WBTP
- Sarasota, Florida; United States;
- Broadcast area: Tampa Bay Area
- Frequency: 106.5 MHz (HD Radio)
- Branding: 106.5 The Beat

Programming
- Format: Classic hip hop
- Subchannels: HD2: Simulcast of WCTQ (classic country); HD3: Simulcast of WTZB (classic rock);
- Affiliations: Premiere Networks

Ownership
- Owner: iHeartMedia, Inc.; (iHM Licenses, LLC);
- Sister stations: WCTQ; WDIZ; WSDV; WSRZ-FM; WTZB;

History
- First air date: June 30, 1965
- Former call signs: WSPB-FM (1965–1982); WMLO (1982–1986); WSRZ (1986–1989); WSRZ-FM (1989–1999); WCTQ (1999–2016); WLTQ-FM (2016); WRUB (2016–2024);
- Call sign meaning: "Beat of Tampa"

Technical information
- Licensing authority: FCC
- Facility ID: 48672
- Class: C2
- ERP: 13,000 watts
- HAAT: 178 meters (584 ft)
- Transmitter coordinates: 27°32′43.1″N 82°34′26.3″W﻿ / ﻿27.545306°N 82.573972°W
- Translators: HD2: 103.1 W276CR (Bradenton); HD3: 105.1 W286CQ (Sarasota);
- Repeater: 103.5 WFUS-HD2 (Gulfport)

Links
- Public license information: Public file; LMS;
- Webcast: Listen live (via iHeartRadio)
- Website: thebeattampabay.iheart.com

= WBTP (FM) =

WBTP (106.5 MHz) is a commercial FM radio station broadcasting a classic hip hop format. Licensed to Sarasota, Florida, it serves the Sarasota–Bradenton and Tampa Bay Areas. The station is owned by iHeartMedia, Inc., with studios on West Gandy Boulevard in Tampa.

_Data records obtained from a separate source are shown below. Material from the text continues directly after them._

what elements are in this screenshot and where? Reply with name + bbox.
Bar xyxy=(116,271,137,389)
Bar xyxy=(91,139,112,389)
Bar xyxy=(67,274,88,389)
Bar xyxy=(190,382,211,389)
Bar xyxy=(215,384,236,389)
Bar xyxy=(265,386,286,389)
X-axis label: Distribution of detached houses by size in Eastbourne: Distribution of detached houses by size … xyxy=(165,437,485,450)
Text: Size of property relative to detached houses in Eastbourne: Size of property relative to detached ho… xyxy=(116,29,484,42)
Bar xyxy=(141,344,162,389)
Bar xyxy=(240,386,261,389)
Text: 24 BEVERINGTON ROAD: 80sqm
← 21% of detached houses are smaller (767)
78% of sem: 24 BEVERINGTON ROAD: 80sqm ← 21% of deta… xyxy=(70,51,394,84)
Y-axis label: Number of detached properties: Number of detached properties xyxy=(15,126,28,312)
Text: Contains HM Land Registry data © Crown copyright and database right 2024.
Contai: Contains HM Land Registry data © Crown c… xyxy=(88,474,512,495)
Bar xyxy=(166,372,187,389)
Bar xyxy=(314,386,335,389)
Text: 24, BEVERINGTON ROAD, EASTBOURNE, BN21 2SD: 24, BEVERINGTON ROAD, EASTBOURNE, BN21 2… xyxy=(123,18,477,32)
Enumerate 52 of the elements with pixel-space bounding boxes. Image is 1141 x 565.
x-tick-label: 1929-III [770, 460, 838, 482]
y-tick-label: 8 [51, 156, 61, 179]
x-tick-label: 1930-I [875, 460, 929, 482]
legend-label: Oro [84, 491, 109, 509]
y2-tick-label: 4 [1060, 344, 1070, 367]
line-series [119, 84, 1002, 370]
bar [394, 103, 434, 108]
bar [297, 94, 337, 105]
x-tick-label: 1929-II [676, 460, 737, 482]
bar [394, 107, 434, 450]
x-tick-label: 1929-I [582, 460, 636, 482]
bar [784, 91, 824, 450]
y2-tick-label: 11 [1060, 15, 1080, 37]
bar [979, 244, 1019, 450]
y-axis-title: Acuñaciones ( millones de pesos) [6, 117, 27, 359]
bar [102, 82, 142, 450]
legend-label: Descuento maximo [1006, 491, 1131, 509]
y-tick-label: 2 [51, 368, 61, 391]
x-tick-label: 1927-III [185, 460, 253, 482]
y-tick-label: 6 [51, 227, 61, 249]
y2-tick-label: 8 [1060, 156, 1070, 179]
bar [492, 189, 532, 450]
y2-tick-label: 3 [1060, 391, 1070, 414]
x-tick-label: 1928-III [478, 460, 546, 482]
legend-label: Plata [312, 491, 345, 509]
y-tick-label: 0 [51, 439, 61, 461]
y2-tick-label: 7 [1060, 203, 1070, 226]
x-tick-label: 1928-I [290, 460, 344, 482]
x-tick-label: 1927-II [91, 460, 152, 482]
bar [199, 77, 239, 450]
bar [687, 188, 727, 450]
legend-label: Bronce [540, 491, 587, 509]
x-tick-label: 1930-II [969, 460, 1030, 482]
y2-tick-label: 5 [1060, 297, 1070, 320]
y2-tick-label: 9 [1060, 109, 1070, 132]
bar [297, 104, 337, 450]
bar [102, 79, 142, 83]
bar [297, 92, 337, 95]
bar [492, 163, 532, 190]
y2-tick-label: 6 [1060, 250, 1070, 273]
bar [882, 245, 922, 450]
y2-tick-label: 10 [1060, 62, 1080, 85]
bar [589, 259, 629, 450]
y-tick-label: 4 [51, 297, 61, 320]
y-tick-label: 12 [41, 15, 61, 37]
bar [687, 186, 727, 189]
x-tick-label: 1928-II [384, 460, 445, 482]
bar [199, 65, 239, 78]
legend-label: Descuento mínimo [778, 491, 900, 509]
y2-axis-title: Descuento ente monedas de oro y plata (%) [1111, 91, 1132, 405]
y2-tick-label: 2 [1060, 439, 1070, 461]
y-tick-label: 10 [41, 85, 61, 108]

WBTP has an effective radiated power (ERP) of 13,000 watts. It broadcasts using HD Radio technology. The transmitter is near the intersection of 33rd Street W and 8th Avenue W in Memphis, south of the Sunshine Skyway Bridge. That gives WBTP city-grade coverage not only in the Sarasota-Bradenton area, but also around Tampa Bay and as far north as Largo. The station's coverage area extends north towards Lakeland and Pasco County.

==History==
===WSPB-FM===
The station signed on the air on June 30, 1965. The original call sign was WSPB-FM, the sister station to WSPB 1450 AM (now WSDV). WSPB-FM was first heard on 106.3 MHz, powered at 3,000 watts. In its early days, it mostly simulcast the full service, middle of the road format on 1450, including popular adult music, news and sports. WSPB-AM-FM were network affiliates of CBS Radio.

In the 1970s, WSPB-FM switched to an automated easy listening format. The station went through several formats and call letter changes. In 1999, it became WCTQ playing country music.

===WCTQ and WLTQ-FM===
On February 24, 2016, WCTQ began simulcasting its country format on WLTQ-FM 92.1 in Venice, Florida. The adult contemporary format on "The Coast" WLTQ-FM was dropped, and that station was re-branded as "92.1 CTQ". This was in preparation for a new format on the 106.5 frequency. The flip put WCTQ back on its previous home on the dial, which it occupied from 1987 to 1999.

On February 29, 2016, WCTQ at 106.5 changed its call letters to WLTQ-FM. On March 7, 2016, WLTQ-FM switched its format to Spanish contemporary hits, branded as "Rumba 106.5". The station targeted not just the Sarasota area but also the Tampa Bay radio market to the north.

===WRUB===
On March 14, 2016, Rumba 106.5 began simulcasting on FM translator 100.3 W262CP Bayonet Point, which is fed by the signal from co-owned 103.5 WFUS-HD2. The translator broadcasts directionally to the south from its transmitter in Holiday. It serves northern Pinellas County (but not its city of license of Bayonet Point, which is further north from Holiday). The extra signal is needed, due to interference with the 106.5 frequency from WGHR Spring Hill. That same day, 106.5 changed its call sign to WRUB to match the new format and the "Rumba" moniker.

WRUB has since discontinued broadcasting over W262CP (100.3 FM), which now rebroadcasts Salem Media Group station WTBN (570 AM) Pinellas Park. It now is heard on translator W276CR (103.1 FM) in Bradenton.

===WBTP===
On July 18, 2024, at noon, the "Rumba" format moved to WBTP (95.7 FM). At the same time, WRUB assumed WBTP's former branding as "106.5 & 102.9 The Beat"; with the move, the format shifted from the urban contemporary focus it had on WBTP to a classic hip hop format. The first song as "The Beat" was "I Wanna Love You" by Akon. The two stations would swap callsigns on July 29.